Эсэсовец отрешенно молчал, как будто собственная исповедь раздавила его нечеловеческой тяжестью ее содержимого. Аникин тоже не говорил ни слова. Из оцепенения его вывел Болтян. Боец прибежал, запыхавшись, на бегу выговаривая:

– Наши идут, товарищ лейтенант!.. Крапива с Караваем идут… Я их в окно видел…

– Тише ты, тише… – успокоил его Аникин. Внутренне он благодарил Болтяна за то, что тот появился именно сейчас, вернув Андрея к действительности из того жуткого морока, который нагнал этот пленный эсэсовский гад и который заволакивал мозг мертвящим туманом.

– Ладно, по коням… – поднявшись, бодро произнес Андрей. Он словно пытался встряхнуться. – Слушай, Болтян, твое дело молодое… Поднимешься к Лещу на колокольню, отнесешь ему патроны запасные. А прежде собери. «Цинки» брал запасные?

– Четыре, товарищ командир… – неохотно ответил Болтян, перебрасывая винтовку на другое плечо. Патроны каждый берег и брал для себя.

– Хорошо… Один для снайпера выделишь. Так, что у Шулепина?…

– У него ж «ППШ»…

– Черт, не подходит его боезапас.

Болтян рассмеялся.

– Как не подходит, товарищ командир?!.. – удивленно воскликнул он. – Он же под калибр 7,62.

– Деревня… – махнул на него рукой Андрей. – 7,62, да только длина 25 миллиметров.
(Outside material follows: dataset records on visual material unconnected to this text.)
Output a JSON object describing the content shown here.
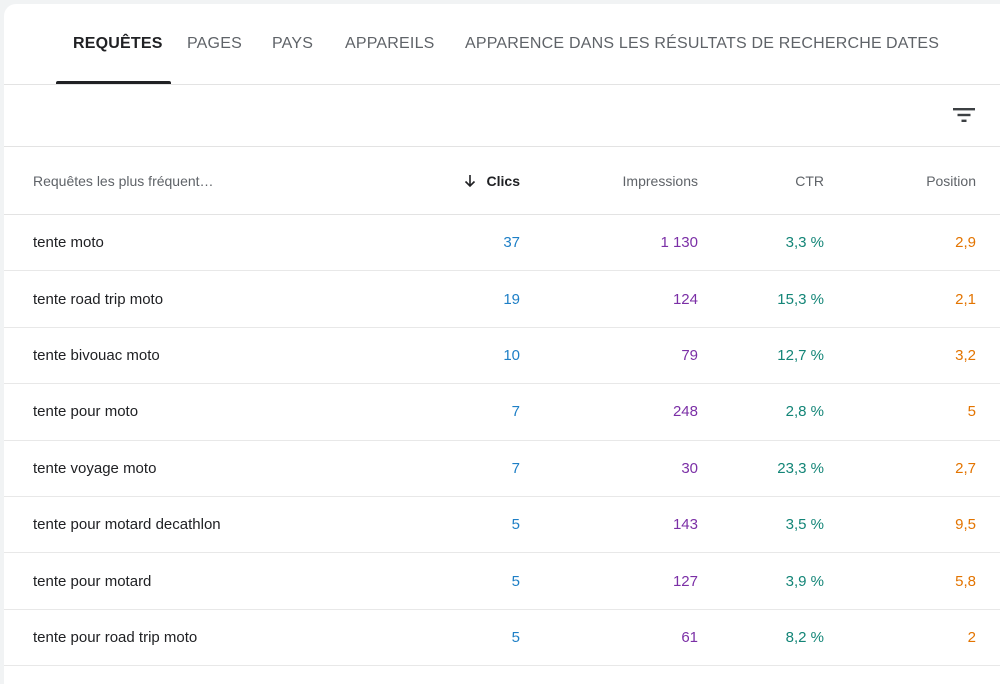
{
  "tabs": [
    {
      "label": "REQUÊTES",
      "active": true
    },
    {
      "label": "PAGES",
      "active": false
    },
    {
      "label": "PAYS",
      "active": false
    },
    {
      "label": "APPAREILS",
      "active": false
    },
    {
      "label": "APPARENCE DANS LES RÉSULTATS DE RECHERCHE",
      "active": false
    },
    {
      "label": "DATES",
      "active": false
    }
  ],
  "filter": {
    "icon": "filter-icon"
  },
  "table": {
    "headers": {
      "query": "Requêtes les plus fréquent…",
      "clicks": "Clics",
      "impressions": "Impressions",
      "ctr": "CTR",
      "position": "Position"
    },
    "sort_icon": "arrow-down-icon",
    "rows": [
      {
        "query": "tente moto",
        "clicks": "37",
        "impressions": "1 130",
        "ctr": "3,3 %",
        "position": "2,9"
      },
      {
        "query": "tente road trip moto",
        "clicks": "19",
        "impressions": "124",
        "ctr": "15,3 %",
        "position": "2,1"
      },
      {
        "query": "tente bivouac moto",
        "clicks": "10",
        "impressions": "79",
        "ctr": "12,7 %",
        "position": "3,2"
      },
      {
        "query": "tente pour moto",
        "clicks": "7",
        "impressions": "248",
        "ctr": "2,8 %",
        "position": "5"
      },
      {
        "query": "tente voyage moto",
        "clicks": "7",
        "impressions": "30",
        "ctr": "23,3 %",
        "position": "2,7"
      },
      {
        "query": "tente pour motard decathlon",
        "clicks": "5",
        "impressions": "143",
        "ctr": "3,5 %",
        "position": "9,5"
      },
      {
        "query": "tente pour motard",
        "clicks": "5",
        "impressions": "127",
        "ctr": "3,9 %",
        "position": "5,8"
      },
      {
        "query": "tente pour road trip moto",
        "clicks": "5",
        "impressions": "61",
        "ctr": "8,2 %",
        "position": "2"
      }
    ]
  },
  "colors": {
    "clicks": "#1e7fc6",
    "impressions": "#7b2fa6",
    "ctr": "#138577",
    "position": "#e37400"
  }
}
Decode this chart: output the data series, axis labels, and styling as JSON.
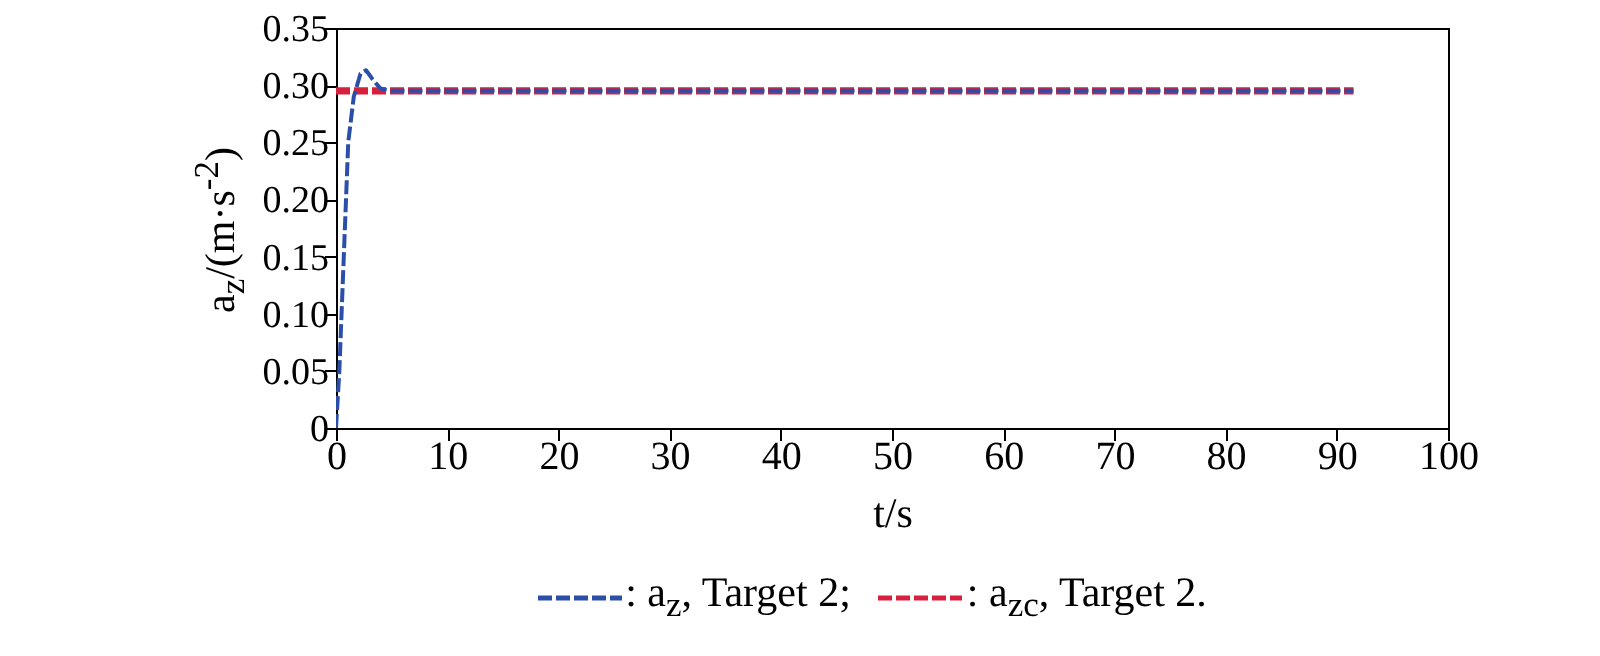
{
  "chart_data": {
    "type": "line",
    "xlabel": "t/s",
    "ylabel": "a$_{z}$/(m·s$^{-2}$)",
    "xlim": [
      0,
      100
    ],
    "xticks": [
      0,
      10,
      20,
      30,
      40,
      50,
      60,
      70,
      80,
      90,
      100
    ],
    "ylim": [
      0,
      0.35
    ],
    "yticks": [
      0,
      0.05,
      {
        "value": 0.1,
        "label": "0.10"
      },
      0.15,
      {
        "value": 0.2,
        "label": "0.20"
      },
      0.25,
      {
        "value": 0.3,
        "label": "0.30"
      },
      0.35
    ],
    "grid": false,
    "legend": "bottom",
    "marker": "none",
    "series": [
      {
        "name": ": a$_{z}$, Target 2;",
        "color": "#2b4fa8",
        "line_style": "dashed",
        "x": [
          0,
          0.3,
          0.7,
          1.1,
          1.6,
          2.2,
          2.7,
          3.3,
          4,
          5,
          91.5
        ],
        "values": [
          0,
          0.05,
          0.15,
          0.25,
          0.29,
          0.31,
          0.313,
          0.305,
          0.297,
          0.295,
          0.295
        ]
      },
      {
        "name": ": a$_{zc}$, Target 2.",
        "color": "#d6203c",
        "line_style": "dashed",
        "x": [
          0,
          91.5
        ],
        "values": [
          0.295,
          0.295
        ]
      }
    ]
  }
}
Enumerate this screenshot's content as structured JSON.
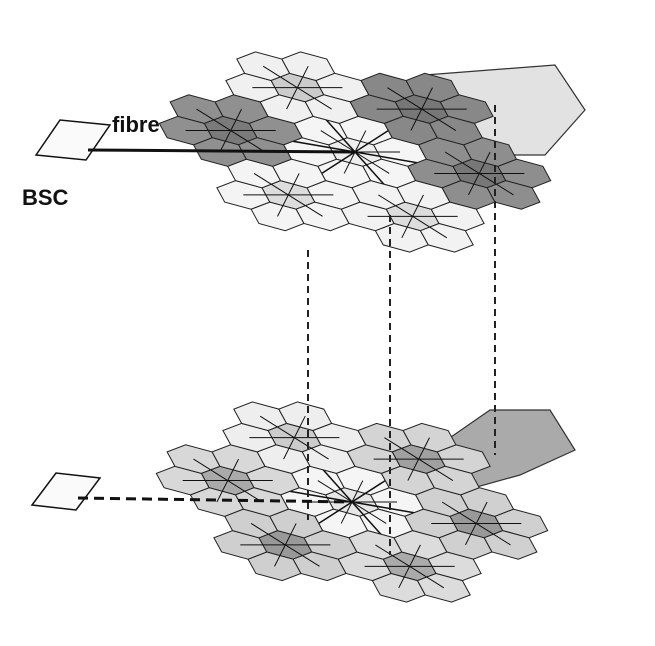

Ростом он не вышел для «СВТшки» Лещенко. А твои – в самый раз…

– Вот так всегда… – буркнул Болтян.

– Ну ты не жмоться. Для товарища оставляешь, – воспитательно повысил голос Андрей. – Мы дальше пойдем, а ему тут одному оставаться, куковать на высоте. Он нас прикрывать будет…

XXIII

В этот миг скрипнула дверь, и в зал вломились взмокшие бойцы. От Крапивницкого и Караваева в нетопленой холодине зала шел пар. Они были явно довольны тем, что выполнили поручение.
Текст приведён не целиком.